The term “records” that RIM professionals have traditionally referred to is becoming obsolete as governance is less and less about records these days – it’s about information.  Referring to those stakeholders as IM professionals is becoming more common.

Legal stakeholders have an increasingly pivotal role in the balancing act between privacy, information governance, discovery, and litigation.  Their responsibilities span all four functional areas, and the legal stakeholders are critical to being able to achieve an organization’s objectives across them.
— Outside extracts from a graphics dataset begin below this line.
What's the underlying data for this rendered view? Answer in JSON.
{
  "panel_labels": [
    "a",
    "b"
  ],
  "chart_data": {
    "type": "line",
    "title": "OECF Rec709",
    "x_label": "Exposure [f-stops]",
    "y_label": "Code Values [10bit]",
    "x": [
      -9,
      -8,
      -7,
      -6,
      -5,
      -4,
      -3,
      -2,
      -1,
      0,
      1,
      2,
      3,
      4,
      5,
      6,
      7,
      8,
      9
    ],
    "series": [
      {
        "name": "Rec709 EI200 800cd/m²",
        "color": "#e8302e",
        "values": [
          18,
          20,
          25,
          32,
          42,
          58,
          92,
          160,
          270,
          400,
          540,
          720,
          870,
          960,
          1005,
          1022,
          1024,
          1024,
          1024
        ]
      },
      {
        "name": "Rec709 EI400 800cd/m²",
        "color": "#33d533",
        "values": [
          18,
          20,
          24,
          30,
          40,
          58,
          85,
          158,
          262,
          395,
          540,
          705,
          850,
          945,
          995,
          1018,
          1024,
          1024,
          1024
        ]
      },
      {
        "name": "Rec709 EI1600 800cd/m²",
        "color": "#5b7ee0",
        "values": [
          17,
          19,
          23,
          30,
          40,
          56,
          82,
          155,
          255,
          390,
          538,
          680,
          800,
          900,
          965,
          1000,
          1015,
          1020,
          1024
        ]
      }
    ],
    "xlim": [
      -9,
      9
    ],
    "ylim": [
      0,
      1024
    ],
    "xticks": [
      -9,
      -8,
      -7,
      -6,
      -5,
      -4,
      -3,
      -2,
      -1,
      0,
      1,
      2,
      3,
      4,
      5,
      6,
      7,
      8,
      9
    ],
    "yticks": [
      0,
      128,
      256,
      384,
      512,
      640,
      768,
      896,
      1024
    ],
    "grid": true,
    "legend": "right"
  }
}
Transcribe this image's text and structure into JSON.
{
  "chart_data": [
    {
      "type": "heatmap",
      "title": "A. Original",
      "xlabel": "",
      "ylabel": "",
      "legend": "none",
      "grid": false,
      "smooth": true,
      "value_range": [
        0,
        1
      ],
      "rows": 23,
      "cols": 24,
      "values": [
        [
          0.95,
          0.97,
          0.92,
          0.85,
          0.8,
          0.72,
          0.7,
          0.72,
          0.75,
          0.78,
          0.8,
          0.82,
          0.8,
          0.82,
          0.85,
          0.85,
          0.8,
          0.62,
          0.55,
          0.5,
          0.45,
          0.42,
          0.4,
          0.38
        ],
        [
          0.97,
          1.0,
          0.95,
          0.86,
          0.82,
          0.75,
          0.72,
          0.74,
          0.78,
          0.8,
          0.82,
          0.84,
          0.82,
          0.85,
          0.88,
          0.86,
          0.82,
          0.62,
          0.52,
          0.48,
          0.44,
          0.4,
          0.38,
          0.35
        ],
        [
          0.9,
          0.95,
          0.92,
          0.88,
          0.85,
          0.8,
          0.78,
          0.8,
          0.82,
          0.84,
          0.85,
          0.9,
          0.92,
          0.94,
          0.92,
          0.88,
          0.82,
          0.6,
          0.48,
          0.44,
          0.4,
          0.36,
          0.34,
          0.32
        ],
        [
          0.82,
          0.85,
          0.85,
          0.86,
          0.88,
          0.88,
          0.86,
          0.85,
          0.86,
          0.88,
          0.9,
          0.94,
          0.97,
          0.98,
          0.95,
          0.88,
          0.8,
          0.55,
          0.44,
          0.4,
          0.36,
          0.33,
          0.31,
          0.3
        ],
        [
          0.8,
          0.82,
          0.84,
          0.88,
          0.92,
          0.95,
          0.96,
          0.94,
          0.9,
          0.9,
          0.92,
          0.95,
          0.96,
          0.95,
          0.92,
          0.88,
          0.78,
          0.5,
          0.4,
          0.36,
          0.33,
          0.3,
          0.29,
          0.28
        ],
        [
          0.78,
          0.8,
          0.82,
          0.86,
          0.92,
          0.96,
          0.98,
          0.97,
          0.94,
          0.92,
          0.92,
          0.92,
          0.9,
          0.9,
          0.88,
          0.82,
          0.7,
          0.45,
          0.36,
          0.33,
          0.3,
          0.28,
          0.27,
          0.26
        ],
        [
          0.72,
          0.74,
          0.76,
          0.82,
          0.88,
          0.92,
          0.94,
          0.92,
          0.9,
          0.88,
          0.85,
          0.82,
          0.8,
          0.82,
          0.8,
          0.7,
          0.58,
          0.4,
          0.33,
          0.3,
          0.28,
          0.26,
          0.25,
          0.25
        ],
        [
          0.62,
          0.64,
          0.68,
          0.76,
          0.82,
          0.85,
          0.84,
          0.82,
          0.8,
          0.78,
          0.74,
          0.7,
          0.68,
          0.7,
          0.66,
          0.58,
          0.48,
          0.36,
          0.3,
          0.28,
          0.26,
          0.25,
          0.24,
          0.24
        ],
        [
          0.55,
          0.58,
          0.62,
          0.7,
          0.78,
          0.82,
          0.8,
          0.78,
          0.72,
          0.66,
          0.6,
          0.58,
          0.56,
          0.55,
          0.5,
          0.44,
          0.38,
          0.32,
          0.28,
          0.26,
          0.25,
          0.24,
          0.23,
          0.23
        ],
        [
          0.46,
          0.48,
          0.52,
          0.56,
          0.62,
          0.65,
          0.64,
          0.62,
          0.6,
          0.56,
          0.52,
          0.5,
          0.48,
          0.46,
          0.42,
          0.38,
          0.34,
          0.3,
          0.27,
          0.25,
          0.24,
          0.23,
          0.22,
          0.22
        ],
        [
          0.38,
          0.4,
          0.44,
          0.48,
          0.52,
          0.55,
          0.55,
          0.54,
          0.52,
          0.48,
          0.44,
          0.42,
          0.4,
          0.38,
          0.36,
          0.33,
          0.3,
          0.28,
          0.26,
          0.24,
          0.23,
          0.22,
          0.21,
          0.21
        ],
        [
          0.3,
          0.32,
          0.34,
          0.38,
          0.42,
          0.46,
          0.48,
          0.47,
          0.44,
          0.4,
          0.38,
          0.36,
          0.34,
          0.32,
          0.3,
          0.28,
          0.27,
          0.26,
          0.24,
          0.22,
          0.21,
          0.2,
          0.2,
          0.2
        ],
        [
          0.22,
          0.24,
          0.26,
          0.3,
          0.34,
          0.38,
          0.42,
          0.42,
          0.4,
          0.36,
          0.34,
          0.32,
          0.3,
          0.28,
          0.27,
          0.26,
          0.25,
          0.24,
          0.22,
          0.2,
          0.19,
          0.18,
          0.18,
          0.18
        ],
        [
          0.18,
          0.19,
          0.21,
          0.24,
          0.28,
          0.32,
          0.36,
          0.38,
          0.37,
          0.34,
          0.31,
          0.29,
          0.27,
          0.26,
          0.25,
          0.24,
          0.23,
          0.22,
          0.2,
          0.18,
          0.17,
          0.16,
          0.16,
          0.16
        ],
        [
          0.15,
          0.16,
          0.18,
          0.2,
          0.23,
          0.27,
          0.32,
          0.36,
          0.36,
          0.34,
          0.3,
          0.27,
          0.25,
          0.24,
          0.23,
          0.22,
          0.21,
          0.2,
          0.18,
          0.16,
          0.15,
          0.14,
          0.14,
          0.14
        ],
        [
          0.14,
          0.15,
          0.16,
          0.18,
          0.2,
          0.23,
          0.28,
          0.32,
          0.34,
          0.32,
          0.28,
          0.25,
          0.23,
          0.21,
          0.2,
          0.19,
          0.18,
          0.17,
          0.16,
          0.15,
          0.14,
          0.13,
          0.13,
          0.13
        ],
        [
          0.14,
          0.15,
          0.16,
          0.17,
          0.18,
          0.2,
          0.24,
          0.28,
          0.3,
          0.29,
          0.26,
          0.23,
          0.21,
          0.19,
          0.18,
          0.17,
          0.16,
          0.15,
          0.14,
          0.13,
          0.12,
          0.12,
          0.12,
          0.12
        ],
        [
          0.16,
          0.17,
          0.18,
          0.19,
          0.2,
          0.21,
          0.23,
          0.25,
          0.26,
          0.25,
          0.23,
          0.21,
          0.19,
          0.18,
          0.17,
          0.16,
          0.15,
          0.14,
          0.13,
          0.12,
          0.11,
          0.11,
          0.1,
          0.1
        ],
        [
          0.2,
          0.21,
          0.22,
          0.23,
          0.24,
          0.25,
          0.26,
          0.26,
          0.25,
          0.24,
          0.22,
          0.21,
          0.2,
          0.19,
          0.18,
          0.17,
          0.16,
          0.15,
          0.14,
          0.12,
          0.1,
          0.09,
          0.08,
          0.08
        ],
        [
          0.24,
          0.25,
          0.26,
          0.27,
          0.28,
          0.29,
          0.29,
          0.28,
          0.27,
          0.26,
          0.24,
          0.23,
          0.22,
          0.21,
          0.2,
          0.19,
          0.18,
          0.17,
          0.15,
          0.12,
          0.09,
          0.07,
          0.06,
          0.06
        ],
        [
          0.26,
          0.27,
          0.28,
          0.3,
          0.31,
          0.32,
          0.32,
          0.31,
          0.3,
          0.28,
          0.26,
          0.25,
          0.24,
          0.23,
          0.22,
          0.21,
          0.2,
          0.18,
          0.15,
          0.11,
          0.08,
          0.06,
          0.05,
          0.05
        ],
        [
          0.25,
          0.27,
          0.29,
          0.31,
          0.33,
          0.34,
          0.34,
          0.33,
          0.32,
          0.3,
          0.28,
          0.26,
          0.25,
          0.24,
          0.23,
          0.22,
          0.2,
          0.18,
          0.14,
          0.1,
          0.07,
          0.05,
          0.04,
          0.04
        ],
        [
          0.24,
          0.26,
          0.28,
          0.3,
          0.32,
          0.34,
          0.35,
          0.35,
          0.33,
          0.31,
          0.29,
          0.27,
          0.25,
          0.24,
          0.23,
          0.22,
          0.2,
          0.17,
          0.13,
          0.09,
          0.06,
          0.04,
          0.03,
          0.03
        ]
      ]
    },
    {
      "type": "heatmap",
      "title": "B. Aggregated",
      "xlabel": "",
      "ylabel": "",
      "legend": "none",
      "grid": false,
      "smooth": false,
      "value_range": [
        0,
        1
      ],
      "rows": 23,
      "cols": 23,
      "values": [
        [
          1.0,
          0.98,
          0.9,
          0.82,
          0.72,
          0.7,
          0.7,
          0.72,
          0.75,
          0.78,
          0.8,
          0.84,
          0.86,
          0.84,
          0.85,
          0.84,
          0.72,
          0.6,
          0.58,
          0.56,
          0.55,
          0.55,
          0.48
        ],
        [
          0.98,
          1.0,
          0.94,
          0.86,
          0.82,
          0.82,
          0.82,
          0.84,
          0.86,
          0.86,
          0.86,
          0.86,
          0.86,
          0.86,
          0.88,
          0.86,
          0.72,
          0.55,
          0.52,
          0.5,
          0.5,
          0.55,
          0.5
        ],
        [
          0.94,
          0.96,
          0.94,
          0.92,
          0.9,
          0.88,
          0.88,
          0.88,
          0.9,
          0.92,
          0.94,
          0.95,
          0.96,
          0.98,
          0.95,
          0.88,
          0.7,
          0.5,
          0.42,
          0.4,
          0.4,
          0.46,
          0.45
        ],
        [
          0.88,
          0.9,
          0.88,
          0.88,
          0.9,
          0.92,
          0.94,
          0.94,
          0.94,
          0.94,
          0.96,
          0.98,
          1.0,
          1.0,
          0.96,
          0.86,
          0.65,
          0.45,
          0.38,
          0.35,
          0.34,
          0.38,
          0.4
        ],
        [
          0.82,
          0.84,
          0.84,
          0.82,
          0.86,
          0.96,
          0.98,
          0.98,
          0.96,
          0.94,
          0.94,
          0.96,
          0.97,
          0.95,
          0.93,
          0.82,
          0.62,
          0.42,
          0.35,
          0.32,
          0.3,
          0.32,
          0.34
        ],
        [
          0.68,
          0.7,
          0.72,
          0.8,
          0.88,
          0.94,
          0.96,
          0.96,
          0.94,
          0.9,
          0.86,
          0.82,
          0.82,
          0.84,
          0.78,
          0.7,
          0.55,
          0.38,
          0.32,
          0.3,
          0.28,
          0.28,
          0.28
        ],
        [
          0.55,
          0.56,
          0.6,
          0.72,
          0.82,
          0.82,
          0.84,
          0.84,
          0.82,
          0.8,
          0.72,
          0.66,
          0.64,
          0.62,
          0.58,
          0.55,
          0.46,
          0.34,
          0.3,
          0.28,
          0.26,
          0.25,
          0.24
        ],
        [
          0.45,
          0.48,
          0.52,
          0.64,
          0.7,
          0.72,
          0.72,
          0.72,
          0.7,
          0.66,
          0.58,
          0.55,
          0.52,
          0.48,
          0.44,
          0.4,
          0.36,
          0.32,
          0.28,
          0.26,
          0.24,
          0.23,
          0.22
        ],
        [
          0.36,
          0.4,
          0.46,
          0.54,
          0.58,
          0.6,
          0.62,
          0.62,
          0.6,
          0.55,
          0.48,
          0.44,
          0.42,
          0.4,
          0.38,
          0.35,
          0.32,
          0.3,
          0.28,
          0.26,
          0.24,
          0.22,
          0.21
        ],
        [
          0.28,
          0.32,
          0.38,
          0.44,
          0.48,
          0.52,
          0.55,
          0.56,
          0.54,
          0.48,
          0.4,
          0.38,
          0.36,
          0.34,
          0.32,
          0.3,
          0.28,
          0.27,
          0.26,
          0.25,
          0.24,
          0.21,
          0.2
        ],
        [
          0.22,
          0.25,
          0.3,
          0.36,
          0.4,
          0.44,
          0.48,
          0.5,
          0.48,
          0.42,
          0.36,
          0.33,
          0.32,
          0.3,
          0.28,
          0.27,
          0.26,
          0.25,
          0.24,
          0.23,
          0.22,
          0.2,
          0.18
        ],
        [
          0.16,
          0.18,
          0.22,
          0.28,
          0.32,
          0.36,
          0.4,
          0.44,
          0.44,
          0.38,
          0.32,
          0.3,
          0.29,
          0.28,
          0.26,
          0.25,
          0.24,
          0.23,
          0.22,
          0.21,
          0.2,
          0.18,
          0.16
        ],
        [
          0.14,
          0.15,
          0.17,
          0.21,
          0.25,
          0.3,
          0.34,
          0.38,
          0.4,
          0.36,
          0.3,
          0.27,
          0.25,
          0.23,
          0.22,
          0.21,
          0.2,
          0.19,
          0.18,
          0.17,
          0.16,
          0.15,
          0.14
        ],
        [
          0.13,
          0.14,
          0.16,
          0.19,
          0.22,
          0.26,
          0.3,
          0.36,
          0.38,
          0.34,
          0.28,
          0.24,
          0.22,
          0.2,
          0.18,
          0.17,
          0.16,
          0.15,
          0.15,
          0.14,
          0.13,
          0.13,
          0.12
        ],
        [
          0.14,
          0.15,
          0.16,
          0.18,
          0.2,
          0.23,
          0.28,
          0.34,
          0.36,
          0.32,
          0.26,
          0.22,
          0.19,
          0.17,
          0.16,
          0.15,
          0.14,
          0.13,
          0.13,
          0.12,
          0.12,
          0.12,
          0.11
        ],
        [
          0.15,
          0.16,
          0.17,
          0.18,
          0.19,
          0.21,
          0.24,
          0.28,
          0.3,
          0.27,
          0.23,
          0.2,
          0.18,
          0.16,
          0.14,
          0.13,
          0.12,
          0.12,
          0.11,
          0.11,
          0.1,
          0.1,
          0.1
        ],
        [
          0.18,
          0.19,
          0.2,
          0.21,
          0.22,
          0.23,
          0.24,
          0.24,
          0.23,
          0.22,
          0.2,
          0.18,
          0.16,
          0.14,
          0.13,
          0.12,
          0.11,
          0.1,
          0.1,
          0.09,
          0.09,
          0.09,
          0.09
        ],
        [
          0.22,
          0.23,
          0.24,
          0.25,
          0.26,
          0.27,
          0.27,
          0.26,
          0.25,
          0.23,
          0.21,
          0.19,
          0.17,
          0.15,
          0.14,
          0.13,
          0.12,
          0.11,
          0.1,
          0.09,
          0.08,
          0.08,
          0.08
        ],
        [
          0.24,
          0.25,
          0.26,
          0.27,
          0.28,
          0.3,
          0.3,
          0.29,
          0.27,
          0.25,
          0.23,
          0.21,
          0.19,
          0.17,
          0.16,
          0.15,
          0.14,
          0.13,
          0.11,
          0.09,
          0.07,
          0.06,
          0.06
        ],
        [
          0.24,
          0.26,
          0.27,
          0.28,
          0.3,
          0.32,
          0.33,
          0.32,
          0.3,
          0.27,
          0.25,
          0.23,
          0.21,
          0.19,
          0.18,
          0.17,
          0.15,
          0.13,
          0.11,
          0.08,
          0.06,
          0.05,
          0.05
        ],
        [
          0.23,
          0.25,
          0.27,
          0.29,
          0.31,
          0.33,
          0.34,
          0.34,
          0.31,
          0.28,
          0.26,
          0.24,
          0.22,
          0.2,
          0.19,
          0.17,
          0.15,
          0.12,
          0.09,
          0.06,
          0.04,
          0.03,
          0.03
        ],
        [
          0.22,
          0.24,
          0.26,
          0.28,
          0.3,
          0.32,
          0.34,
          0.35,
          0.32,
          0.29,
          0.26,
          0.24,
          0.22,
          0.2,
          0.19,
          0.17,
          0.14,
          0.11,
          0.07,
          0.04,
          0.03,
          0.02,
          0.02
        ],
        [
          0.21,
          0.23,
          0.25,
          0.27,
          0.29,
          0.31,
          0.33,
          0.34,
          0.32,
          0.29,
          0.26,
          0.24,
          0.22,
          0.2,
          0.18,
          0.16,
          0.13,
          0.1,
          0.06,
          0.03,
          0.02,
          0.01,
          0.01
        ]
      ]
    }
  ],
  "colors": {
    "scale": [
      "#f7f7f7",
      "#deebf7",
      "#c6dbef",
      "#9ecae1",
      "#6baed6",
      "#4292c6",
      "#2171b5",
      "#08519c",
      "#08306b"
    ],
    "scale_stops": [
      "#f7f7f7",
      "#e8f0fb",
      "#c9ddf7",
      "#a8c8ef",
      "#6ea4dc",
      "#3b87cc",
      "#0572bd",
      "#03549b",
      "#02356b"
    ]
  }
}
Leveraging Existing eDiscovery Technology for New Use Cases

To achieve the balancing act between the four functional areas, one of the keys that can be leveraged is  eDiscovery technology.  The primary function of the technology used to support discovery and litigation has always been the analysis, organization, management, and identification of information to meet legal needs.  Machine learning, natural language processing (NLP) and other artificial intelligence (AI) technologies can be applied not just in discovery, but in a variety of business use cases and across our daily lives as well.  The use of mathematical principles such as recall, precision and sampling to provide a level of defensibility of results have been around much longer than the eDiscovery use cases for which they have become so common in the legal world.

When you consider functions associated with the management of information, regardless of use case, here are examples of eDiscovery technology solutions that support them:

  • Identification: Cellebrite and X1
  • Analysis: Nuix, Rampiva, NexLP, Brainspace and H5
  • Organization and Management: Relativity/Relativity One and DISCO

Why use an Excel spreadsheet to organize information when you can use a platform that is designed to organize millions of documents, like Relativity?  Why rely solely on practice and procedures to identify sensitive personally identifiable information (PII) within an organization when machine learning and NLP can be trained to find PII data that manual efforts may miss? Why employ workflows that may be cost-prohibitive to execute across an enterprise when technologies exist to streamline the process?

Why preserve data broadly at the custodian level to support litigation when eDiscovery technology available today enables an organization to apply a much more granular level to litigation holds than ever before, avoiding unnecessary holds on large volumes of data?  The technology to walk the tightrope of those seemingly disparate organizational use cases exists within the realm of eDiscovery solutions available today.

eDiscovery Professionals are the Flying Wallendas of an Organization

Of course, technology by itself is useless without the expertise to fully leverage and expand its capabilities.  There is no Staples “Easy” button for the use of solutions for the complicated business workflows that are required to support an organization’s privacy, information governance, discovery, and litigation use cases.  These workflows are continually evolving, and they can vary widely across use cases and even within them, depending on the parameters.  Business and information workflows are like snowflakes – no two workflows are alike.

Knowledgeable eDiscovery professionals have the experience leveraging the technology solutions described above to support ever-changing workflows and they also understand the legal use cases for privacy, information governance, discovery, and litigation that are facing organizations today.  That understanding of both technology and legal best practices is key, which is why the Chief Innovation Officer for many organizations today is often a lawyer who is also tech-savvy.  Organizations need to leverage expertise in both areas (either internally or through outsourcing) to achieve the balancing act required to support all the legal use cases at issue at the enterprise level.

eDiscovery professionals are the “Flying Wallendas” of an organization, walking the tightrope to support its privacy, information governance, discovery, and litigation needs, with one exception – they work with the “safety net” of best practices for managing and securing information to support those needs.  Those Wallendas are crazy!